Nous étions au Grand Rex et nous voudrions vous le raconter. Toutefois, il est difficile de rendre compte de l’événement sans utiliser de superlatifs car il semble que la large majorité des spectateurs ait été frappée par le talent et la sensibilité de l’Américain. On a laissé l’enchantement s’évanouir, puis on a essayé de mettre des mots dessus et voilà ce que ça a donné…
L’auteur-compositeur-interprète-magicien n’est pas seul en scène et il faut saluer d’abord les musiciens dont il s’entoure et qui participent amplement à la magie du concert. Parmi ceux qui ont joué au côté de Sufjan Stevens, on peut citer Annie Clark (St Vincent), Shara Worden (My Brightest Diamond) ou encore David Michael Stith (DM Stith). Cette fois-ci, c’est Dawn Landes et un excellent guitariste-choriste dont on n’a pas trouvé le nom qui amènent leurs pierres à l’édifice. Nico Mulhy a également fait quelques apparitions en special guest sur la scène parisienne.
Nous nous sommes donc pressés, le premier soir, parmi une foule de connaisseurs dont l’excitation était à son comble, sous les travées du cinéma parisien. Vissés sur nos sièges et très impatients, nous avons écouté Madisen Ward & Mama Bear, la première partie « Americana » qui flirtait avec le folk et la country délivrées par la sincérité cumulée d’une mère et de son fils.

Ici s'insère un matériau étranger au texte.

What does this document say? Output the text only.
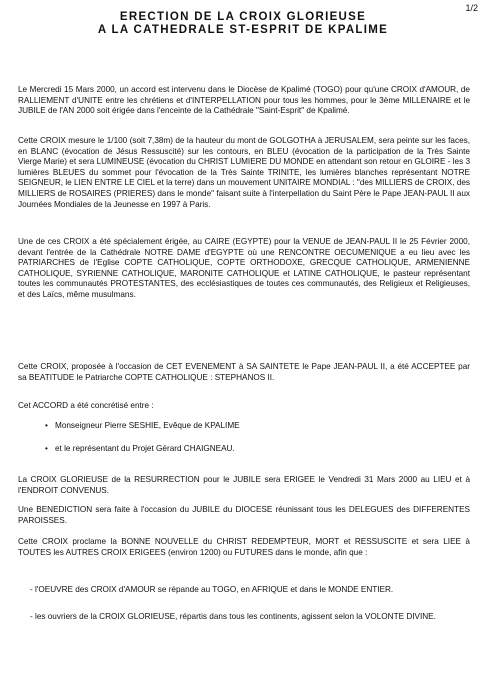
1/2
ERECTION DE LA CROIX GLORIEUSE
A LA CATHEDRALE ST-ESPRIT DE KPALIME

Le Mercredi 15 Mars 2000, un accord est intervenu dans le Diocèse de Kpalimé (TOGO) pour qu'une CROIX d'AMOUR, de RALLIEMENT d'UNITE entre les chrétiens et d'INTERPELLATION pour tous les hommes, pour le 3ème MILLENAIRE et le JUBILE de l'AN 2000 soit érigée dans l'enceinte de la Cathédrale "Saint-Esprit" de Kpalimé.

Cette CROIX mesure le 1/100 (soit 7,38m) de la hauteur du mont de GOLGOTHA à JERUSALEM, sera peinte sur les faces, en BLANC (évocation de Jésus Ressuscité) sur les contours, en BLEU (évocation de la participation de la Très Sainte Vierge Marie) et sera LUMINEUSE (évocation du CHRIST LUMIERE DU MONDE en attendant son retour en GLOIRE - les 3 lumières BLEUES du sommet pour l'évocation de la Très Sainte TRINITE, les lumières blanches représentant NOTRE SEIGNEUR, le LIEN ENTRE LE CIEL et la terre) dans un mouvement UNITAIRE MONDIAL : "des MILLIERS de CROIX, des MILLIERS de ROSAIRES (PRIERES) dans le monde" faisant suite à l'interpellation du Saint Père le Pape JEAN-PAUL II aux Journées Mondiales de la Jeunesse en 1997 à Paris.

Une de ces CROIX a été spécialement érigée, au CAIRE (EGYPTE) pour la VENUE de JEAN-PAUL II le 25 Février 2000, devant l'entrée de la Cathédrale NOTRE DAME d'EGYPTE où une RENCONTRE OECUMENIQUE a eu lieu avec les PATRIARCHES de l'Eglise COPTE CATHOLIQUE, COPTE ORTHODOXE, GRECQUE CATHOLIQUE, ARMENIENNE CATHOLIQUE, SYRIENNE CATHOLIQUE, MARONITE CATHOLIQUE et LATINE CATHOLIQUE, le pasteur représentant toutes les communautés PROTESTANTES, des ecclésiastiques de toutes ces communautés, des Religieux et Religieuses, et des Laïcs, même musulmans.

Cette CROIX, proposée à l'occasion de CET EVENEMENT à SA SAINTETE le Pape JEAN-PAUL II, a été ACCEPTEE par sa BEATITUDE le Patriarche COPTE CATHOLIQUE : STEPHANOS II.

Cet ACCORD a été concrétisé entre :

• Monseigneur Pierre SESHIE, Evêque de KPALIME

• et le représentant du Projet Gérard CHAIGNEAU.

La CROIX GLORIEUSE de la RESURRECTION pour le JUBILE sera ERIGEE le Vendredi 31 Mars 2000 au LIEU et à l'ENDROIT CONVENUS.

Une BENEDICTION sera faite à l'occasion du JUBILE du DIOCESE réunissant tous les DELEGUES des DIFFERENTES PAROISSES.

Cette CROIX proclame la BONNE NOUVELLE du CHRIST REDEMPTEUR, MORT et RESSUSCITE et sera LIEE à TOUTES les AUTRES CROIX ERIGEES (environ 1200) ou FUTURES dans le monde, afin que :

- l'OEUVRE des CROIX d'AMOUR se répande au TOGO, en AFRIQUE et dans le MONDE ENTIER.

- les ouvriers de la CROIX GLORIEUSE, répartis dans tous les continents, agissent selon la VOLONTE DIVINE.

Devant les écrans hexagonaux qui diffuseront des archives personnelles du chanteur et des images de sa chère Amérique, et sous les lumières travaillées, Sufjan Stevens, vêtu d’un t-shirt The National, entre en scène pour dérouler entièrement son intime et touchant nouvel album, piqué par des incontournables de sa discographie.
C’est avec « Redford (For Yia-Yia & Pappou) », extrait de Michigan, que Sufjan Stevens a ouvert son set qui fut tout en délicatesse et en émotion. S’en sont suivies les très belles « Death With Dignity » et « Should Have Known Better ». Si le chanteur a commis quelques erreurs et a utilisé un vocodeur (nous on aime bien), l’alchimie de ces morceaux n’en a en rien pâti, au contraire. On a continué à frissonner, suspendus aux lèvres de Sufjan pendant les émouvantes « Dawn to the Blood », « All of Me Wants All of You » et « Eugene ». Nous étions, entre silence attentif et vacarme enthousiaste, entrés dans l’intimité du songwriter qui nous racontait son enfance, ses souvenirs de vacances dans l’Oregon, la disparition de sa mère et la difficulté du deuil.

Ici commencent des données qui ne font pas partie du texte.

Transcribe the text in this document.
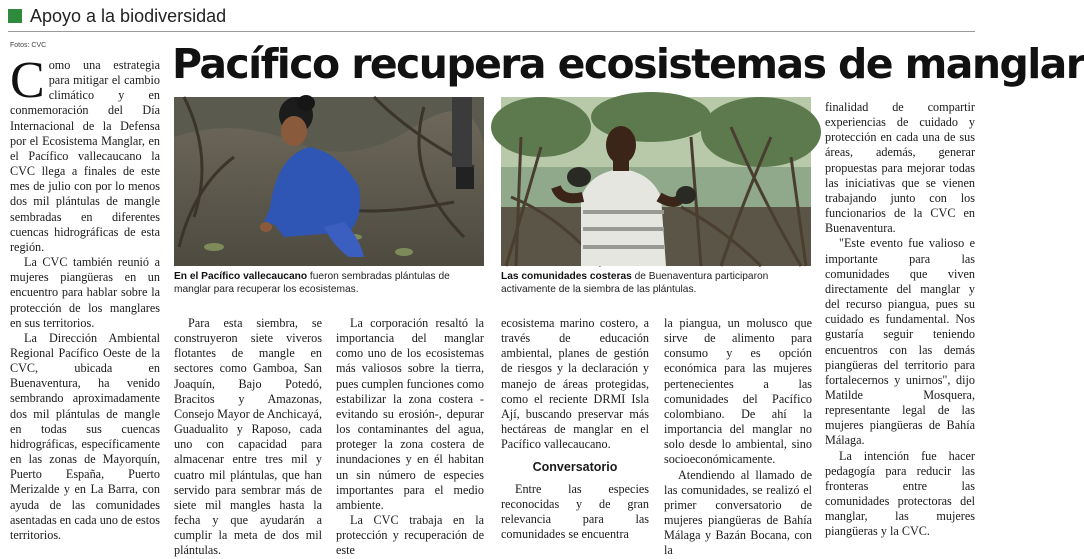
Apoyo a la biodiversidad
Fotos: CVC	Pacífico recupera ecosistemas de manglar

Como una estrategia para mitigar el cambio climático y en conmemoración del Día Internacional de la Defensa por el Ecosistema Manglar, en el Pacífico vallecaucano la CVC llega a finales de este mes de julio con por lo menos dos mil plántulas de mangle sembradas en diferentes cuencas hidrográficas de esta región.

La CVC también reunió a mujeres piangüeras en un encuentro para hablar sobre la protección de los manglares en sus territorios.

La Dirección Ambiental Regional Pacífico Oeste de la CVC, ubicada en Buenaventura, ha venido sembrando aproximadamente dos mil plántulas de mangle en todas sus cuencas hidrográficas, específicamente en las zonas de Mayorquín, Puerto España, Puerto Merizalde y en La Barra, con ayuda de las comunidades asentadas en cada uno de estos territorios.

En el Pacífico vallecaucano fueron sembradas plántulas de manglar para recuperar los ecosistemas.
Las comunidades costeras de Buenaventura participaron activamente de la siembra de las plántulas.

Para esta siembra, se construyeron siete viveros flotantes de mangle en sectores como Gamboa, San Joaquín, Bajo Potedó, Bracitos y Amazonas, Consejo Mayor de Anchicayá, Guadualito y Raposo, cada uno con capacidad para almacenar entre tres mil y cuatro mil plántulas, que han servido para sembrar más de siete mil mangles hasta la fecha y que ayudarán a cumplir la meta de dos mil plántulas.

La corporación resaltó la importancia del manglar como uno de los ecosistemas más valiosos sobre la tierra, pues cumplen funciones como estabilizar la zona costera -evitando su erosión-, depurar los contaminantes del agua, proteger la zona costera de inundaciones y en él habitan un sin número de especies importantes para el medio ambiente.

La CVC trabaja en la protección y recuperación de este

ecosistema marino costero, a través de educación ambiental, planes de gestión de riesgos y la declaración y manejo de áreas protegidas, como el reciente DRMI Isla Ají, buscando preservar más hectáreas de manglar en el Pacífico vallecaucano.

Conversatorio

Entre las especies reconocidas y de gran relevancia para las comunidades se encuentra

la piangua, un molusco que sirve de alimento para consumo y es opción económica para las mujeres pertenecientes a las comunidades del Pacífico colombiano. De ahí la importancia del manglar no solo desde lo ambiental, sino socioeconómicamente.

Atendiendo al llamado de las comunidades, se realizó el primer conversatorio de mujeres piangüeras de Bahía Málaga y Bazán Bocana, con la

finalidad de compartir experiencias de cuidado y protección en cada una de sus áreas, además, generar propuestas para mejorar todas las iniciativas que se vienen trabajando junto con los funcionarios de la CVC en Buenaventura.

"Este evento fue valioso e importante para las comunidades que viven directamente del manglar y del recurso piangua, pues su cuidado es fundamental. Nos gustaría seguir teniendo encuentros con las demás piangüeras del territorio para fortalecernos y unirnos", dijo Matilde Mosquera, representante legal de las mujeres piangüeras de Bahía Málaga.

La intención fue hacer pedagogía para reducir las fronteras entre las comunidades protectoras del manglar, las mujeres piangüeras y la CVC.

« John My Beloved », « The Only Thing » et « Fourth of July » nous ont tiré des soupirs et des larmes. L’enchainement live des morceaux du nouvel album, quasiment dans leur ordre originaire, souligne l’unité et l’harmonie du disque qui pourrait bien être le meilleur qu’ait sorti notre génie chéri. L’apogée fut atteinte avec « No Shade in the Shadow of the Cross » et « Carrie & Lowell », titre éponyme qui rassemble le prénom de la mère de Sufjan Stevens et celui de son beau-père. Emotion.

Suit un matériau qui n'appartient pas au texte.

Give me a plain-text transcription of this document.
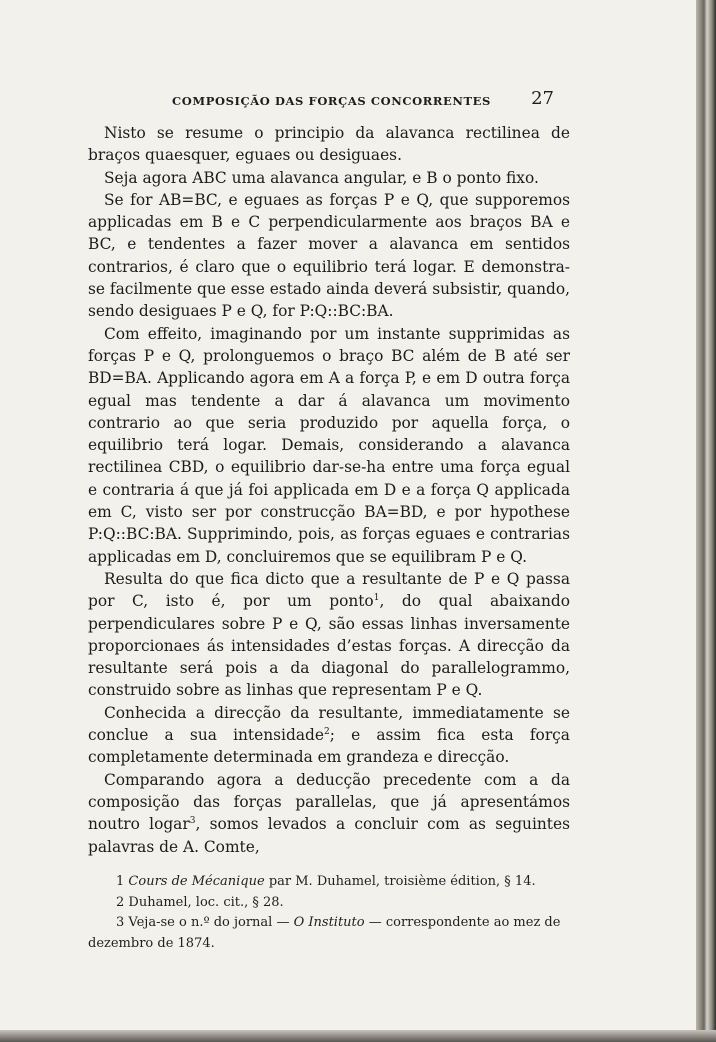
COMPOSIÇÃO DAS FORÇAS CONCORRENTES 27

Nisto se resume o principio da alavanca rectilinea de braços quaesquer, eguaes ou desiguaes.

Seja agora ABC uma alavanca angular, e B o ponto fixo.

Se for AB=BC, e eguaes as forças P e Q, que supporemos applicadas em B e C perpendicularmente aos braços BA e BC, e tendentes a fazer mover a alavanca em sentidos contrarios, é claro que o equilibrio terá logar. E demonstra-se facilmente que esse estado ainda deverá subsistir, quando, sendo desiguaes P e Q, for P:Q::BC:BA.

Com effeito, imaginando por um instante supprimidas as forças P e Q, prolonguemos o braço BC além de B até ser BD=BA. Applicando agora em A a força P, e em D outra força egual mas tendente a dar á alavanca um movimento contrario ao que seria produzido por aquella força, o equilibrio terá logar. Demais, considerando a alavanca rectilinea CBD, o equilibrio dar-se-ha entre uma força egual e contraria á que já foi applicada em D e a força Q applicada em C, visto ser por construcção BA=BD, e por hypothese P:Q::BC:BA. Supprimindo, pois, as forças eguaes e contrarias applicadas em D, concluiremos que se equilibram P e Q.

Resulta do que fica dicto que a resultante de P e Q passa por C, isto é, por um ponto$^1$, do qual abaixando perpendiculares sobre P e Q, são essas linhas inversamente proporcionaes ás intensidades d’estas forças. A direcção da resultante será pois a da diagonal do parallelogrammo, construido sobre as linhas que representam P e Q.

Conhecida a direcção da resultante, immediatamente se conclue a sua intensidade$^2$; e assim fica esta força completamente determinada em grandeza e direcção.

Comparando agora a deducção precedente com a da composição das forças parallelas, que já apresentámos noutro logar$^3$, somos levados a concluir com as seguintes palavras de A. Comte,

1 Cours de Mécanique par M. Duhamel, troisième édition, § 14.

2 Duhamel, loc. cit., § 28.

3 Veja-se o n.º do jornal — O Instituto — correspondente ao mez de dezembro de 1874.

S’immiscèrent ensuite les morceaux « The Owl and the Tanager », extrait de l’EP All Delighted People, et « Vesuvius » tiré de Age of Adz, accompagné de petits dance moves dont Sufjan a le secret. On est alors sorti de ce cocon tissé par le dernier album pour terminer sur le final ambient assez incroyable de « Blue Bucket of Gold » au milieu d’un déluge de son et de lumière que la version enregistrée ne laissait pas vraiment présager. Enfin, tonnerre d’applaudissements.
Après un long et tonitruant rappel du Grand Rex unanimement debout et battant des mains, le groupe remonte sur scène pour jouer une sélection des plus jolis et sensibles morceaux de la discographie du songwriter.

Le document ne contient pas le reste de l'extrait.